Envidiaba a William por sus dominios. También él quería poseer la tierra que pisaran sus pies. Tal vez, después de cumplir la promesa que le había hecho a William, después de que este muriera y Richard le obligara a marcharse, pudiera encontrar algún pedazo de tierra abandonada y hacerla suya con ilusión y esfuerzo.
Pero para eso debía acostarse con la chica. La próxima vez que hablara con ella sería un perfecto caballero, gallardo y cortés, y la seduciría como a una doncella en una taberna. No tendría ni que mirarla a los ojos cuando la tuviera en sus brazos.
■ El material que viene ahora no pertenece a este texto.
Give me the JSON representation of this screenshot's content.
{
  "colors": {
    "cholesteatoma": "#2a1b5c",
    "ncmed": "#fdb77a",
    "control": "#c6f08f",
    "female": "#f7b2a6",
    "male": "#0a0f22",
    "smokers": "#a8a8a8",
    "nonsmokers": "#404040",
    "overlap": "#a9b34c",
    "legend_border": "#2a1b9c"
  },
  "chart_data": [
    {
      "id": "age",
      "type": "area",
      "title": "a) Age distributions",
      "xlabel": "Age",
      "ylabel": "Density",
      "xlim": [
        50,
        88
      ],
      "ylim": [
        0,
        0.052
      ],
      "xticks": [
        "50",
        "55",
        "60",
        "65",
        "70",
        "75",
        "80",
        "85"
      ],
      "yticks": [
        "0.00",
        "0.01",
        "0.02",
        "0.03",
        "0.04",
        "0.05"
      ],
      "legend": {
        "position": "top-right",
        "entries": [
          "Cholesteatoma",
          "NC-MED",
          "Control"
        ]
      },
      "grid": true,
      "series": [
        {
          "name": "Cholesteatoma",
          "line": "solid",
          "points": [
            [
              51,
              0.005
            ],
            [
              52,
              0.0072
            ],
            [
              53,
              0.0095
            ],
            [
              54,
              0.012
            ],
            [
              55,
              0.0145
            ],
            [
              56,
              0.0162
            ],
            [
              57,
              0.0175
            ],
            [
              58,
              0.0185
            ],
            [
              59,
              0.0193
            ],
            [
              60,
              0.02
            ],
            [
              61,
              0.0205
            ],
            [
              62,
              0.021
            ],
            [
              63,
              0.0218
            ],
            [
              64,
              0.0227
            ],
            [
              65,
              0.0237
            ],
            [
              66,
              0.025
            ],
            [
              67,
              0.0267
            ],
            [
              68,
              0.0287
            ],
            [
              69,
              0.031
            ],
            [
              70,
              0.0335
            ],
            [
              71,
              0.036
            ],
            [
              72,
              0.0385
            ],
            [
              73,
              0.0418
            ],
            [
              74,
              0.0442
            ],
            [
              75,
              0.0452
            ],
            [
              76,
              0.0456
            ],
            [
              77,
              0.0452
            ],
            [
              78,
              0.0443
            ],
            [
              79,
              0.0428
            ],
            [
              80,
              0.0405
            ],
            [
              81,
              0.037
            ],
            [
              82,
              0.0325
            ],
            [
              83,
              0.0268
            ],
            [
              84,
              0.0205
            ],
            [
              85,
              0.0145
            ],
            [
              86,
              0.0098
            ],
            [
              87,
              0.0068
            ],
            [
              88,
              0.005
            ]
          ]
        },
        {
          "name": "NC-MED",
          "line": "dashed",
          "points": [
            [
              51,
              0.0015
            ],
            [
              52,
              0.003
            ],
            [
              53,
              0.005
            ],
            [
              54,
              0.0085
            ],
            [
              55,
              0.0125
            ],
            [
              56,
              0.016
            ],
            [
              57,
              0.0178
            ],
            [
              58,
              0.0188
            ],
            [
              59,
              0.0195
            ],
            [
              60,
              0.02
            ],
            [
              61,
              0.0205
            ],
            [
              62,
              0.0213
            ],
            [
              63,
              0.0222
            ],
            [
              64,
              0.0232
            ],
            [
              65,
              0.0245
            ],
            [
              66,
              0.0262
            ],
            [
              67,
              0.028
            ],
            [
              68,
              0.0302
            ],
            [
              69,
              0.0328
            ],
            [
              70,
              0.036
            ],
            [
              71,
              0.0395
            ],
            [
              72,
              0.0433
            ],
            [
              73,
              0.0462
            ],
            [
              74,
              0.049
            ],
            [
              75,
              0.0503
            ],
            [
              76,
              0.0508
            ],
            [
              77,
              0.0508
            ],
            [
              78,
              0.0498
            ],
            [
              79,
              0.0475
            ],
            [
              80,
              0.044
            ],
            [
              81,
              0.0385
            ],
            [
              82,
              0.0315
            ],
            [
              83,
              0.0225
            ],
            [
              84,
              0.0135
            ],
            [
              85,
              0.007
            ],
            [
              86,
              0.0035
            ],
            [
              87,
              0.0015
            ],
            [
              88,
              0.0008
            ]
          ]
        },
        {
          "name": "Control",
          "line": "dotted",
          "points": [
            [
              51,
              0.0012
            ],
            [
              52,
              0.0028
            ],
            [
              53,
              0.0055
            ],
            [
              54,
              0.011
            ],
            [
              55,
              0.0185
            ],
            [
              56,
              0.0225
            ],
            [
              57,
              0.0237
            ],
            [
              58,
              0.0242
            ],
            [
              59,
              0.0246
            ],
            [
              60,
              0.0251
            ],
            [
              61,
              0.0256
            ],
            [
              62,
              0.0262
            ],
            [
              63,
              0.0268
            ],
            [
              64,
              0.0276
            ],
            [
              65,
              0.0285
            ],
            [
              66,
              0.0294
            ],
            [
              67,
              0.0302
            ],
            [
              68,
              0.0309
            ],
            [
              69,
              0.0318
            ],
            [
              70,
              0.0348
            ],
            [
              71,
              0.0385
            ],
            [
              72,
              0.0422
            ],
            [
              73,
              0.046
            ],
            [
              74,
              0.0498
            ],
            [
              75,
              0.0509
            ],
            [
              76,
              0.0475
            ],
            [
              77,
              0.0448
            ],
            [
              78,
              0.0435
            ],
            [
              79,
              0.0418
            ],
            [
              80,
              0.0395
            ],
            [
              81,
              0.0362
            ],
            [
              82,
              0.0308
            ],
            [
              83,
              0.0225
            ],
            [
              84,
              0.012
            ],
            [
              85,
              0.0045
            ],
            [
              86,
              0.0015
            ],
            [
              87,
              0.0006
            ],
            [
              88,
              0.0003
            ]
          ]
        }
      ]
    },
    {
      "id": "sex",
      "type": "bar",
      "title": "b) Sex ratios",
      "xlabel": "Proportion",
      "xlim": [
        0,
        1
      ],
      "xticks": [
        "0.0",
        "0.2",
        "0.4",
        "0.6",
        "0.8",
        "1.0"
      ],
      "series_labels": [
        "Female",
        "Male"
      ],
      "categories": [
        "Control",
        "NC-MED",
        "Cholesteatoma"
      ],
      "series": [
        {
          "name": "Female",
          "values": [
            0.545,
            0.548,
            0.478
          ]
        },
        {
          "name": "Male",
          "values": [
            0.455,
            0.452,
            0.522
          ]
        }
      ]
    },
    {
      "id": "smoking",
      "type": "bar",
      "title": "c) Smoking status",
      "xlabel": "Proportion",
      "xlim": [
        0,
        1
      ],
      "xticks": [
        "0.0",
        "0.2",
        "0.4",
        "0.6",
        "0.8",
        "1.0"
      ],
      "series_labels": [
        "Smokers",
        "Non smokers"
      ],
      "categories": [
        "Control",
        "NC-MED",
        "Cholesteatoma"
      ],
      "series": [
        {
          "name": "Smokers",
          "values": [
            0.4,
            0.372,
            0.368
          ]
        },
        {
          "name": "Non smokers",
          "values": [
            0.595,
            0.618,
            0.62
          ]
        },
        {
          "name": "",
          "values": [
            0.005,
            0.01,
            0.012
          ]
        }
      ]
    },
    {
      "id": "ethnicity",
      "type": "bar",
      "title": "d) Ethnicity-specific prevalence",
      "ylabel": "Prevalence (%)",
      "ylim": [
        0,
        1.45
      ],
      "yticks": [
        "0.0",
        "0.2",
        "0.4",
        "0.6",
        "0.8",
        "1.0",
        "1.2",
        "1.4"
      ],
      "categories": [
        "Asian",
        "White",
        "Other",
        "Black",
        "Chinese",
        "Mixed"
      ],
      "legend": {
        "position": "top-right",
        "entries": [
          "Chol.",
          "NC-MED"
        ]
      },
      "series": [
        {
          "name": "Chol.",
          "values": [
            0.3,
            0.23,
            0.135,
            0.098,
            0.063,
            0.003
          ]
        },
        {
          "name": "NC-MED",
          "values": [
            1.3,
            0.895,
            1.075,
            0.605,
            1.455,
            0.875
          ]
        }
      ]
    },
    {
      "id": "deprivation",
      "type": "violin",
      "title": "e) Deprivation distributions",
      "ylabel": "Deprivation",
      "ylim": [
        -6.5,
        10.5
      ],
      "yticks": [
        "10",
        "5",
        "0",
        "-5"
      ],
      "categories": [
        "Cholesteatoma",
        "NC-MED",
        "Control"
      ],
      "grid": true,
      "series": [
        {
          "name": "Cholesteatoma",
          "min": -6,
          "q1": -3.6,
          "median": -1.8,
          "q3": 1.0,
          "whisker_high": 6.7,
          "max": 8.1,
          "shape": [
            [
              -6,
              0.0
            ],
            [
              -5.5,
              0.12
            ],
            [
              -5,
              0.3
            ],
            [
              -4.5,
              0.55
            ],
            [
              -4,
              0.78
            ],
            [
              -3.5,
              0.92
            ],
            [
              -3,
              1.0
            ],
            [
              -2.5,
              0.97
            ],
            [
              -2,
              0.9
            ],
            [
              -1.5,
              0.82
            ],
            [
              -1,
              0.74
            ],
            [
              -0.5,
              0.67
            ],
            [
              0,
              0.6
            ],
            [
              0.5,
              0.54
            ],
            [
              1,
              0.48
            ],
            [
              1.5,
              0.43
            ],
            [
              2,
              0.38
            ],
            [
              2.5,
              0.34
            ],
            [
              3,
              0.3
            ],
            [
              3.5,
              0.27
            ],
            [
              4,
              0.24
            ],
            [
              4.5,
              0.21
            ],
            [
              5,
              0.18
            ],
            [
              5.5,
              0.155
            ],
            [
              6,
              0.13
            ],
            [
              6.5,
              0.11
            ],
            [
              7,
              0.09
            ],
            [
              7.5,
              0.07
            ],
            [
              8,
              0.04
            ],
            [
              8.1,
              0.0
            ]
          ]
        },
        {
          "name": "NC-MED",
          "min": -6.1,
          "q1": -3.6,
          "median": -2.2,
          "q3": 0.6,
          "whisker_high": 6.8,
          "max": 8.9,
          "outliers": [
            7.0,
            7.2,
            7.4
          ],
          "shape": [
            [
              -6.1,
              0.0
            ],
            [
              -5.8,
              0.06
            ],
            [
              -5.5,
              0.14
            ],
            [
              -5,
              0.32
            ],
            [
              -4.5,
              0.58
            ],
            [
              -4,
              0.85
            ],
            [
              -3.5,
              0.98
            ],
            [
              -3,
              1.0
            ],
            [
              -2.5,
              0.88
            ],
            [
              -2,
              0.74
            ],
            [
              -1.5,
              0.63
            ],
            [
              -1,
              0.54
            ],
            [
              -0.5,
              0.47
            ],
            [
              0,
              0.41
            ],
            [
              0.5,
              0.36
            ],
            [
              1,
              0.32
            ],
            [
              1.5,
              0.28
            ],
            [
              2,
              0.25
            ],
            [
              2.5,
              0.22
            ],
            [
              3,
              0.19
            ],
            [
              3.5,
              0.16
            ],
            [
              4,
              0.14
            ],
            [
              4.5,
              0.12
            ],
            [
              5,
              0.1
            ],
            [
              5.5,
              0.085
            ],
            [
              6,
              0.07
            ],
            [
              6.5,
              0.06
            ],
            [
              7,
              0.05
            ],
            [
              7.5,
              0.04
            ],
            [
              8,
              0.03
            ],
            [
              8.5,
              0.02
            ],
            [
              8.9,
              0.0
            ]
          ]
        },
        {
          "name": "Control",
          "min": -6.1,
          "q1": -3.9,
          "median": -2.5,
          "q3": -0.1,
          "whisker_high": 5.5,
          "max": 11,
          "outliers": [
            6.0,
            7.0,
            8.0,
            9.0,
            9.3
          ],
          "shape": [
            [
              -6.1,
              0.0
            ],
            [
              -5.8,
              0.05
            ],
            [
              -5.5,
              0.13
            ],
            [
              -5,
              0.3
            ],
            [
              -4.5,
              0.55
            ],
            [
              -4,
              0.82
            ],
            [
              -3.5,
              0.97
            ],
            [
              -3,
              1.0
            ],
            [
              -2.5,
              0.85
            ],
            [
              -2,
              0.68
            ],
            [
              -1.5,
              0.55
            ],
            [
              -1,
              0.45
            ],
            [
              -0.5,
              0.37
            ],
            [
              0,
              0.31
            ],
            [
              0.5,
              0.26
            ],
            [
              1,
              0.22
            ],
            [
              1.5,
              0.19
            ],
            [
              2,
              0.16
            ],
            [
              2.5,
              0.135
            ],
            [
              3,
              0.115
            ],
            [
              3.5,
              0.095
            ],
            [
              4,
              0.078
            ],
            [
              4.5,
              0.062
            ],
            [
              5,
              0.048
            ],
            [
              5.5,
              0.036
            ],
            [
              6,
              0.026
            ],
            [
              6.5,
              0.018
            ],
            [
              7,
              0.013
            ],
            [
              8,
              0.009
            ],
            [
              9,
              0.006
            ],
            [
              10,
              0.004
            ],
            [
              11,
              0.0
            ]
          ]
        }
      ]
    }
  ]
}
«Pórtate bien y sé educado».
Sacudió la cabeza al oír la voz de su madre. De repente volvía a tener seis años y ella le decía adiós mientras él se alejaba a lomos del caballo.
Anunció que se detendrían a pasar la noche en un bosquecillo, junto a un riachuelo, y asignó los turnos de guardia. No tenía sentido cansarlos a todos a la vez, especialmente a la hermana Marian. Tenían muchos días de marcha por delante.
Se mojó la cara y la nuca en el arroyo. Aquella noche volvería a hablar con la chica.
«Pórtate bien y sé educado. Dios siempre te estará observando».
Dios tendría que responderle a algunas cosas. Pero de momento intentaría seguir el consejo de su madre con la joven Dominica.